Huatse Gyal

Geographic Focus

Amdo (Sichuan, Gansu, Qinghai provinces, China)

Dr. Huatse Gyal is an Assistant Professor of anthropology at Rice University. He is also a writer and filmmaker. His research explores the interdependent relationships between land, language, and community, focusing on state environmentalism and climate change, as well as an interdisciplinary approach to Indigenous environmental and political movements in a global context. His publication include several peer-reviewed academic papers in Critical Asian Studies and Ateliers d'anthropologie, a co-edited volume in Nomadic Peoples on mass relocation of Tibetan nomads, co-edited volume on the politics of translation and translation theories in the larger context of Tibetan Studies (2024), as well as a number of widely-read online academic essays both in English and his mother-tongue Tibetan. He is currently working on a book project, entitled, “Restoring Indigenous Relations of Land: Rangeland Fencing, Resettlement, and the Resilience of Tibetan Pastoralists. As a visual anthropologist, Dr.

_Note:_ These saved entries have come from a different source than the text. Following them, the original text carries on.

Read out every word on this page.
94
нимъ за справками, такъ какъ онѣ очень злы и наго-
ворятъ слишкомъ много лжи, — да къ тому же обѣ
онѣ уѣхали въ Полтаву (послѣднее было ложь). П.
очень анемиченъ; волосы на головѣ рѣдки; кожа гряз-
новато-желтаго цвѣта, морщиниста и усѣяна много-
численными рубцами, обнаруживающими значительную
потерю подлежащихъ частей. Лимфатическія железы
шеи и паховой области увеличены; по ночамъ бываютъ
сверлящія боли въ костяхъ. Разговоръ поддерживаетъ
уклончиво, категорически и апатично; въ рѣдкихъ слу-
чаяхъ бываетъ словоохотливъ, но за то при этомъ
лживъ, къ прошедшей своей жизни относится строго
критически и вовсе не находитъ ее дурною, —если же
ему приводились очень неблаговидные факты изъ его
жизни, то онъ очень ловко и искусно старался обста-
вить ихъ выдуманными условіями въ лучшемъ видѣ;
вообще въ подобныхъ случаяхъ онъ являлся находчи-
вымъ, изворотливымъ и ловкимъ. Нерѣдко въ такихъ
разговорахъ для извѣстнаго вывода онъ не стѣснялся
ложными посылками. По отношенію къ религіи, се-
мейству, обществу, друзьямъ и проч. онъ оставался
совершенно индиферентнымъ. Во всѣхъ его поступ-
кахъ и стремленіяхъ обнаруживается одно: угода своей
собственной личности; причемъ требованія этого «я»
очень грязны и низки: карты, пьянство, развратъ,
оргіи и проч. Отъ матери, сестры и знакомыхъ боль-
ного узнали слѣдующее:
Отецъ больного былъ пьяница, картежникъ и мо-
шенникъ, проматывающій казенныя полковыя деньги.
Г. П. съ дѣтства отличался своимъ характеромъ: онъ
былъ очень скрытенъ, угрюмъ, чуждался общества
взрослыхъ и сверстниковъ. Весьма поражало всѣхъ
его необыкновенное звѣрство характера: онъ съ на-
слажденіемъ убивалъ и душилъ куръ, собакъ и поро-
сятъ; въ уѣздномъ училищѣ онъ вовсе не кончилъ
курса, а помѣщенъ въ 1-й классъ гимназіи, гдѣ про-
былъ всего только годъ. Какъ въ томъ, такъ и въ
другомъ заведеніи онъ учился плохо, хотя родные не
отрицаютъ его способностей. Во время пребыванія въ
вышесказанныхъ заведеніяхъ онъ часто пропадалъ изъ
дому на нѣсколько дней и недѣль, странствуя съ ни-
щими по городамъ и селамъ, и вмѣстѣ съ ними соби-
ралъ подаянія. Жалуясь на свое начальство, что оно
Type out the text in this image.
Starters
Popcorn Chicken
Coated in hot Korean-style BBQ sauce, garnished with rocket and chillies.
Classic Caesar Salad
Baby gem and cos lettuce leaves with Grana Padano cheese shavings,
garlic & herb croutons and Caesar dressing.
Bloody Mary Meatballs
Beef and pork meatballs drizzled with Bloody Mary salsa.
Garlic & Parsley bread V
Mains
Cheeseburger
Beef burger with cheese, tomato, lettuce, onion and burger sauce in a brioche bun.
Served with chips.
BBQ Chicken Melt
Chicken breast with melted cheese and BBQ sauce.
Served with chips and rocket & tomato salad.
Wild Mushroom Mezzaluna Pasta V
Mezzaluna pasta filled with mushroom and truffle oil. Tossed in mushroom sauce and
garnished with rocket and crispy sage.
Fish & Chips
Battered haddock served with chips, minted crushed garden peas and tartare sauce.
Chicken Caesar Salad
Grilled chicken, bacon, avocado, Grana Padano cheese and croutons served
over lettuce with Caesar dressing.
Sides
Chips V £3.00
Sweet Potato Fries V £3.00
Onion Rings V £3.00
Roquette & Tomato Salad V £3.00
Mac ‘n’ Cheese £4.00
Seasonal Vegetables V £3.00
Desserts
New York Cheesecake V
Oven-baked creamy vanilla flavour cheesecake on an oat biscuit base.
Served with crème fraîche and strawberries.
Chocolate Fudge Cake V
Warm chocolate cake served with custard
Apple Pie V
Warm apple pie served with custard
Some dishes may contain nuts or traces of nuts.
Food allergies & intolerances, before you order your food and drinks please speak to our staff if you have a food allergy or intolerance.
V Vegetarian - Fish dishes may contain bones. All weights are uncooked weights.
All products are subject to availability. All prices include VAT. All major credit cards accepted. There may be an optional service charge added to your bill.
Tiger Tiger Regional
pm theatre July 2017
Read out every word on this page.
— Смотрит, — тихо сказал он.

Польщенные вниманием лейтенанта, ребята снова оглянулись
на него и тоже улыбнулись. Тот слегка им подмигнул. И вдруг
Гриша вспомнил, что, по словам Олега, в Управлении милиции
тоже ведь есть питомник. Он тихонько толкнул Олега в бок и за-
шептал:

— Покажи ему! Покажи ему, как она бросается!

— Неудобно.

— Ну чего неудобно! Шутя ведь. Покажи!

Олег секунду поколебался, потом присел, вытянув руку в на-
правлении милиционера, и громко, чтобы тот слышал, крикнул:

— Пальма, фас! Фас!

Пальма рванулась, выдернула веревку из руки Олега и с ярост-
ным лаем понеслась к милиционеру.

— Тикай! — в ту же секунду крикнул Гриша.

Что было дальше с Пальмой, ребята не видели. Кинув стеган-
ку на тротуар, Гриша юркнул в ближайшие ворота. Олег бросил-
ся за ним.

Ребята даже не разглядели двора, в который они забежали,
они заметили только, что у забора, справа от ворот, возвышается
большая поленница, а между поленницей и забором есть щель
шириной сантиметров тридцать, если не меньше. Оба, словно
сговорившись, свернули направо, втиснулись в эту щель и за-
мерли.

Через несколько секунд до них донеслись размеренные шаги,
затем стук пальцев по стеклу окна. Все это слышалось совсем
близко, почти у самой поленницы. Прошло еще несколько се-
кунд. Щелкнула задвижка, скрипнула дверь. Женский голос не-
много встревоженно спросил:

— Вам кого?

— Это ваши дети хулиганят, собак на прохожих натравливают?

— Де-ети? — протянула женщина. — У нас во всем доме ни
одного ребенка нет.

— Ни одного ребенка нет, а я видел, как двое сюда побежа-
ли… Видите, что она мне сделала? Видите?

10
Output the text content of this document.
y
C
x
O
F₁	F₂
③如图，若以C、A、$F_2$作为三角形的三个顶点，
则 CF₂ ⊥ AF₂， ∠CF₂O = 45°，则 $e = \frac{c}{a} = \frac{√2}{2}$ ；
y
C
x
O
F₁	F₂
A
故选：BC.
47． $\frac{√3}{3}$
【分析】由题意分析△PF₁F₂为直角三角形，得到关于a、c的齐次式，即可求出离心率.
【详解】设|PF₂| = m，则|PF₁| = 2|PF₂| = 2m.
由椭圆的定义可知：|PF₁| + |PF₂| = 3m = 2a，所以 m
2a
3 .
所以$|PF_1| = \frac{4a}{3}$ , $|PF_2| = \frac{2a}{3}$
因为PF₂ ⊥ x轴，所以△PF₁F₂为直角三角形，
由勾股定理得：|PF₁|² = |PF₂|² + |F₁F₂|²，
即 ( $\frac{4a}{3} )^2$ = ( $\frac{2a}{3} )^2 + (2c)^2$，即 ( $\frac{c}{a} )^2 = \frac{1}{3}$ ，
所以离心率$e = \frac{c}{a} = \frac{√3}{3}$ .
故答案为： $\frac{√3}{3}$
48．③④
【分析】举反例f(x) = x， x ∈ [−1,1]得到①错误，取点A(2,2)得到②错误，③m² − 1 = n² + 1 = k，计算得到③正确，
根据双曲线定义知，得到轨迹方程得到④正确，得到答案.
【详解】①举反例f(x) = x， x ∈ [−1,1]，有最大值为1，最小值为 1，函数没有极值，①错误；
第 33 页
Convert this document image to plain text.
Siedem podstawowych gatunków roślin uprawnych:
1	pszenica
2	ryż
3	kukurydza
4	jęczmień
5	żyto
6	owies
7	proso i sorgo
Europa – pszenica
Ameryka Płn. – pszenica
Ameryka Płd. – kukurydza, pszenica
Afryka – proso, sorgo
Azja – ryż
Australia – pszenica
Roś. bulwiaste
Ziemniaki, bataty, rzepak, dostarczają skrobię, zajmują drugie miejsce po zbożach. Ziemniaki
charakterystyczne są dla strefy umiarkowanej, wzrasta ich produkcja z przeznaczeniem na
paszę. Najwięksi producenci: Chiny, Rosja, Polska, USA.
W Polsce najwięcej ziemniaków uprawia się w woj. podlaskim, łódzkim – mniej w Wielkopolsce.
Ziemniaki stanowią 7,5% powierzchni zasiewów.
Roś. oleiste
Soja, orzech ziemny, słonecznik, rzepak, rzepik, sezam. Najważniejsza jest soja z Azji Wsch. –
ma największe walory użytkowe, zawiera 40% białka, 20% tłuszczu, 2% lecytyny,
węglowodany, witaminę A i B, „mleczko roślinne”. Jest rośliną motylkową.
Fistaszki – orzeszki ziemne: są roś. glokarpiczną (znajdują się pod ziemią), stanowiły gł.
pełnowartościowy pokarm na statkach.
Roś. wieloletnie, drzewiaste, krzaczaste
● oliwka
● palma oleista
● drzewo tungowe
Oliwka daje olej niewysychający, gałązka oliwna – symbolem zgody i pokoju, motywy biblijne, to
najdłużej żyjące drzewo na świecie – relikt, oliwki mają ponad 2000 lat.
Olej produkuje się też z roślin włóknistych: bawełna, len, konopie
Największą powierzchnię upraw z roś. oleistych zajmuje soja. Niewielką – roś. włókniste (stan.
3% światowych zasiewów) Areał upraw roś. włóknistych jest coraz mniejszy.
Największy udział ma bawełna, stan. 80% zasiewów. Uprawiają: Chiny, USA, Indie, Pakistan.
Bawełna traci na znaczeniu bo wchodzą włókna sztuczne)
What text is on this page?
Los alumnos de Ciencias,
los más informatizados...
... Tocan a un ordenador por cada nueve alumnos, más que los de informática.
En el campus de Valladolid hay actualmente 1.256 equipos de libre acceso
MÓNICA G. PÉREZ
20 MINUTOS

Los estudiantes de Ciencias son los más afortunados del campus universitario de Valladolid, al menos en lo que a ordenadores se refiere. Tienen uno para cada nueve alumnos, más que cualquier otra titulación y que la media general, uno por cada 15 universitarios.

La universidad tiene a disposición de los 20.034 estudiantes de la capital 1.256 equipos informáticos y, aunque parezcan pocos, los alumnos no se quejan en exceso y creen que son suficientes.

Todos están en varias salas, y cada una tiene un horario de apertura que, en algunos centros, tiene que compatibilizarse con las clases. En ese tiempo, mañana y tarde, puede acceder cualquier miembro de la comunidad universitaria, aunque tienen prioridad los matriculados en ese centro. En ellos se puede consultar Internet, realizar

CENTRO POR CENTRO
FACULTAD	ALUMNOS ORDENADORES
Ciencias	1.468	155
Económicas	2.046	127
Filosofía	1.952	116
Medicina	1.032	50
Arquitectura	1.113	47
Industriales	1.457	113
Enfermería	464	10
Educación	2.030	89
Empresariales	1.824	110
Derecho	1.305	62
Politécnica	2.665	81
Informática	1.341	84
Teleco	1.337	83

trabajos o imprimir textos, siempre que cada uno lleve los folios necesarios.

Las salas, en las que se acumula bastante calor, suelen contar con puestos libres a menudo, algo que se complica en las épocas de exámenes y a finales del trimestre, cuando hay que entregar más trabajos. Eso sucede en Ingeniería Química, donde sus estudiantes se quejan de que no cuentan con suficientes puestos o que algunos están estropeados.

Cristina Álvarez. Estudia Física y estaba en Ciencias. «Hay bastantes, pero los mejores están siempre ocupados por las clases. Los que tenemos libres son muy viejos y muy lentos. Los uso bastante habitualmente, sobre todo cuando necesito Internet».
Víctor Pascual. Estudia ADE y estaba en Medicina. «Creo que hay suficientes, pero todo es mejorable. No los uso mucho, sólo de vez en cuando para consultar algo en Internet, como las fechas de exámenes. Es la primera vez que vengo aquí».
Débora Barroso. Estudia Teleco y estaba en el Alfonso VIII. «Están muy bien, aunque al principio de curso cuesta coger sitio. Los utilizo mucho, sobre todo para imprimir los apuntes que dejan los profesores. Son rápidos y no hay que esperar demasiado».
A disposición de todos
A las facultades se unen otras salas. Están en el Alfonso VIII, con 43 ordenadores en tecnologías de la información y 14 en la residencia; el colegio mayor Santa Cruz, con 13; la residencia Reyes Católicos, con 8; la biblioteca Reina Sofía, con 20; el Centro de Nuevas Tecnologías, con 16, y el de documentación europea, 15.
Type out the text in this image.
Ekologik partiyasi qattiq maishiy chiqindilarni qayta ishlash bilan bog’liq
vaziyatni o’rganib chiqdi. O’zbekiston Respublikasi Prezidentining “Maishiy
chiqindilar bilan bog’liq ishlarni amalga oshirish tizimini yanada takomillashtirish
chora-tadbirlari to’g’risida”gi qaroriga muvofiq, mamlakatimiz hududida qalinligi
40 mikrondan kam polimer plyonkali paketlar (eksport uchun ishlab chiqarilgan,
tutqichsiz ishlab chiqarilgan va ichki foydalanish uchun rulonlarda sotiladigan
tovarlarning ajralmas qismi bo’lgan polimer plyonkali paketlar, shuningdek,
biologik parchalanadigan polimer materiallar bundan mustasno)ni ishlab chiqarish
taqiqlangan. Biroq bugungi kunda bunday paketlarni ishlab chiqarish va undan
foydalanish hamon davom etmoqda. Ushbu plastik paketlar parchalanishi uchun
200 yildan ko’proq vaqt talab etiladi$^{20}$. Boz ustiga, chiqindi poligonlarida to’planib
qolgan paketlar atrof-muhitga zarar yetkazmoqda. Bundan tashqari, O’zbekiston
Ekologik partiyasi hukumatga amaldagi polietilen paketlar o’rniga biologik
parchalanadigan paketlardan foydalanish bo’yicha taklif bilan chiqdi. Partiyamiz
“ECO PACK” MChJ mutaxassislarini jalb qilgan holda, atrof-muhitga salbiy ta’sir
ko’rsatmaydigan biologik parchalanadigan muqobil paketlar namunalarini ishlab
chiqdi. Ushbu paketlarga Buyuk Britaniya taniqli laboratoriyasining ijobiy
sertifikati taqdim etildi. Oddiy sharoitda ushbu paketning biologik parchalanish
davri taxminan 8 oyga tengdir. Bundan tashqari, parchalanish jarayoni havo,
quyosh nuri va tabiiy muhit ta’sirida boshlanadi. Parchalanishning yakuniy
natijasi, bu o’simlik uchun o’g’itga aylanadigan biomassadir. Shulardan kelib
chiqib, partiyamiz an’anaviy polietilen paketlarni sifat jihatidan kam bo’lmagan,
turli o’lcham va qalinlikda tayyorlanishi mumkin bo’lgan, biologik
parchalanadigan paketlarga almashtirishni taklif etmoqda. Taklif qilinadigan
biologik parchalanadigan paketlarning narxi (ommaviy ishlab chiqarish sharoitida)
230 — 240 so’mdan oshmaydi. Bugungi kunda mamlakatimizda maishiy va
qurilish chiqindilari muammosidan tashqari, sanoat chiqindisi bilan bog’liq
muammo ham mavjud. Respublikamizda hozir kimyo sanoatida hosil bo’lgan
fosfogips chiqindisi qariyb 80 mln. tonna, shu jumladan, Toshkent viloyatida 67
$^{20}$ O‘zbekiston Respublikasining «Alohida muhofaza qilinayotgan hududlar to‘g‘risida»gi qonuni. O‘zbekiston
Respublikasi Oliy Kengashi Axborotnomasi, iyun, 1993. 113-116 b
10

Gyal also works with a network of Indigenous community artists, writers, filmmakers, and environmentalists in eastern Tibet, whose work strives to construct alternative narratives of Tibetan pastoralists’ relationality with their ancestral land through documentary films, paintings, children's books, and community-led land-restoration projects. In 2023, he released his first feature-length documentary film titled "Khata: Poison or Purity?" This film was screened at a dozen academic institutions and film festivals on Turtle Island (North America).